While people may notice that Nvidia will launch its H100 Hopper GPU in Q3, making Habana’s leadership only short-lived (Nvidia claimed 3x base performance over the A100), Gaudi2 will remain a compelling alternative. Especially since some of the advantages mentioned above (7nm wafers being cheaper than 5nm wafers and Habana not trying to obtain the same gross margins as Nvidia) remain valid.
Perhaps as a caveat, Gaudi2 has a significantly higher TDP than the A100, so in terms of performance per watt the difference is smaller.
Ultimately, what’s most optimistic about Gaudi2 is that it provides a 2x performance advantage over the A100 in the same process node. This suggests that Habana simply has a superior architecture that lacks all the heft inherited from the A100 being a GPU with AI capabilities. So when Habana finally achieves process node time-to-market parity, it will likely have clear leadership. (If Gaudi2 had launched in 2020, it would have had 2x leadership for 2 years instead of 2 months.)
Potential impact on inventory
A successful foray into AI could not only fuel Intel’s growth, but it could also serve as a key indicator of Intel’s technology leadership. If investors recognize this (with Intel working out some of its other issues over the next few years), then perhaps the stock market will reward Intel with a higher multiple, similar to Nvidia and others.
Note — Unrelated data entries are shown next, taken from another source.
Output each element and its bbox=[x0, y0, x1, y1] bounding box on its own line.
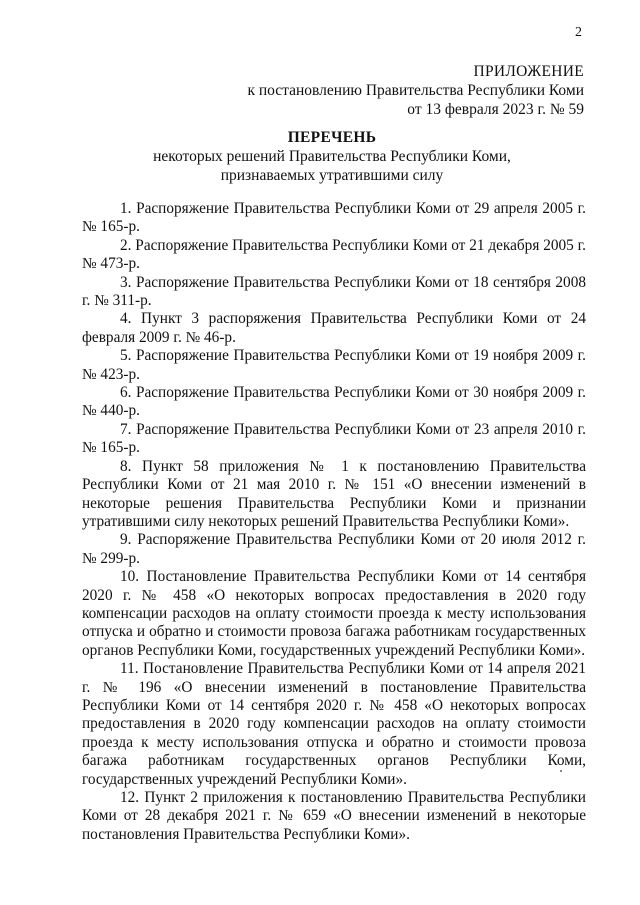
scan-speck bbox=[560, 770, 562, 772]
list-subtitle-line-2: признаваемых утратившими силу bbox=[220, 167, 444, 184]
list-title: ПЕРЕЧЕНЬ bbox=[287, 129, 377, 146]
list-item-12: 12. Пункт 2 приложения к постановлению Правительства Республики Коми от 28 декабря 2021 г. № 659 «О внесении изменений в некоторые постановления Правительства Республики Коми». bbox=[82, 789, 586, 843]
list-item-11: 11. Постановление Правительства Республики Коми от 14 апреля 2021 г. № 196 «О внесении изменений в постановление Правительства Республики Коми от 14 сентября 2020 г. № 458 «О некоторых вопросах предоставления в 2020 году компенсации расходов на оплату стоимости проезда к месту использования отпуска и обратно и стоимости провоза багажа работникам государственных органов Республики Коми, государственных учреждений Республики Коми». bbox=[82, 660, 586, 788]
list-item-7: 7. Распоряжение Правительства Республики Коми от 23 апреля 2010 г. № 165-р. bbox=[82, 420, 586, 457]
list-item-1: 1. Распоряжение Правительства Республики Коми от 29 апреля 2005 г. № 165-р. bbox=[82, 200, 586, 236]
list-item-4: 4. Пункт 3 распоряжения Правительства Республики Коми от 24 февраля 2009 г. № 46-р. bbox=[82, 310, 586, 346]
list-subtitle-line-1: некоторых решений Правительства Республики Коми, bbox=[153, 148, 511, 165]
list-item-8: 8. Пункт 58 приложения № 1 к постановлению Правительства Республики Коми от 21 мая 2010 г. № 151 «О внесении изменений в некоторые решения Правительства Республики Коми и признании утратившими силу некоторых решений Правительства Республики Коми». bbox=[82, 457, 586, 530]
appendix-header bbox=[247, 62, 584, 119]
decision-list bbox=[82, 200, 586, 844]
page-number: 2 bbox=[575, 25, 582, 40]
appendix-title: ПРИЛОЖЕНИЕ bbox=[473, 63, 584, 80]
list-item-2: 2. Распоряжение Правительства Республики Коми от 21 декабря 2005 г. № 473-р. bbox=[82, 236, 586, 273]
list-item-5: 5. Распоряжение Правительства Республики Коми от 19 ноября 2009 г. № 423-р. bbox=[82, 347, 586, 383]
list-item-10: 10. Постановление Правительства Республики Коми от 14 сентября 2020 г. № 458 «О некоторых вопросах предоставления в 2020 году компенсации расходов на оплату стоимости проезда к месту использования отпуска и обратно и стоимости провоза багажа работникам государственных органов Республики Коми, государственных учреждений Республики Коми». bbox=[82, 568, 586, 659]
list-item-9: 9. Распоряжение Правительства Республики Коми от 20 июля 2012 г. № 299-р. bbox=[82, 531, 586, 567]
list-item-6: 6. Распоряжение Правительства Республики Коми от 30 ноября 2009 г. № 440-р. bbox=[82, 384, 586, 420]
appendix-line-2: от 13 февраля 2023 г. № 59 bbox=[407, 101, 584, 118]
list-item-3: 3. Распоряжение Правительства Республики Коми от 18 сентября 2008 г. № 311-р. bbox=[82, 273, 586, 310]
list-heading bbox=[80, 128, 584, 185]
appendix-line-1: к постановлению Правительства Республики Коми bbox=[247, 82, 584, 99]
As a reminder, this was one of the two pillars of Pat Gelsinger’s “double double” strategy for the stock price: double the earnings at double the multiple.
Takeaway for investors
The launch of Gaudi2 is above all a moral victory. On the same process node, Habana claims it provides a 2x performance advantage over the A100. However, with Nvidia moving to the H100 next quarter, Habana’s leadership will admittedly be short-lived. Nevertheless, Gaudi is the first line of chips from many startups that have emerged that seriously challenges Nvidia. The other encouraging sign is that it’s launching only six months after Gaudi became available from AWS (albeit with a six-month delay), suggesting that Habana is steadily reducing its process disadvantage. While AWS hasn’t announced anything yet about plans to introduce Gaudi2, it should allow Habana to maintain its existing performance-per-dollar advantage in the cloud.
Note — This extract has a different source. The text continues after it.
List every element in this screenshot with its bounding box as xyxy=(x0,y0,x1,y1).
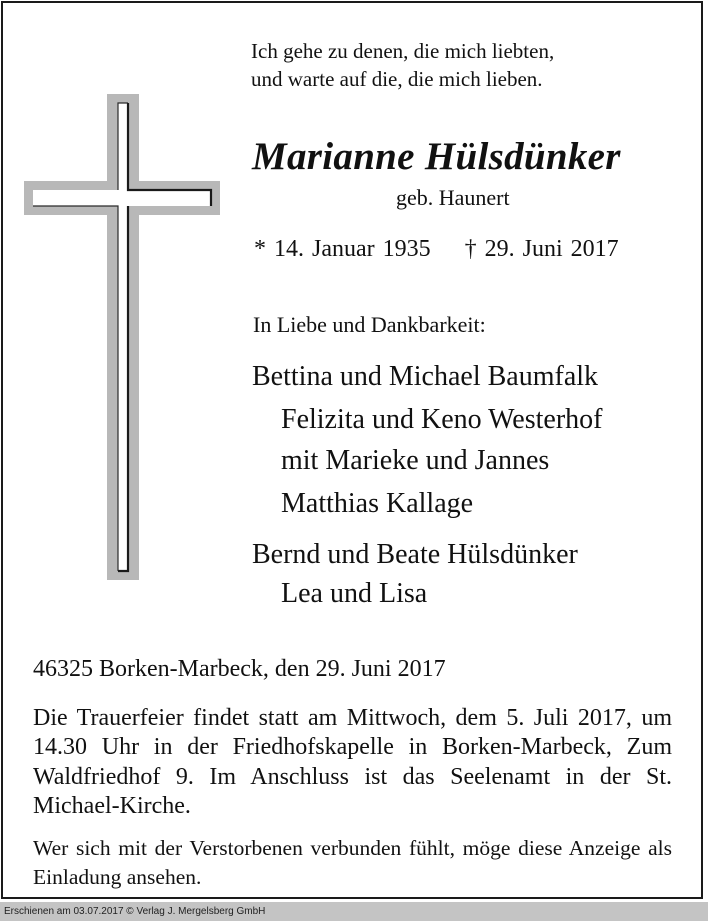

On a higher level, 2022 marks an important year for Intel’s AI strategy, following many years of development. After Gaudi2, Intel will further release its Ponte Vecchio GPU (which should have similar performance to the H100) as well as the Sapphire Rapids Xeon processor with AMX matrix acceleration instructions – these are like Tensor cores inside each processor, eliminating the need for a separate processor. GPUs. In the second half, Intel will also launch Sapphire Rapids with HBM.
In summary, Nvidia is far from the only competitor in AI, whose market share leadership is primarily in the training part of AI model building, not inference where the Xeons are (MORE ) widely deployed for years already. By the end of the year, Intel will have not one but three leading products to compete in this space. Given Nvidia’s premium pricing and margins, the current market share status quo seems untenable.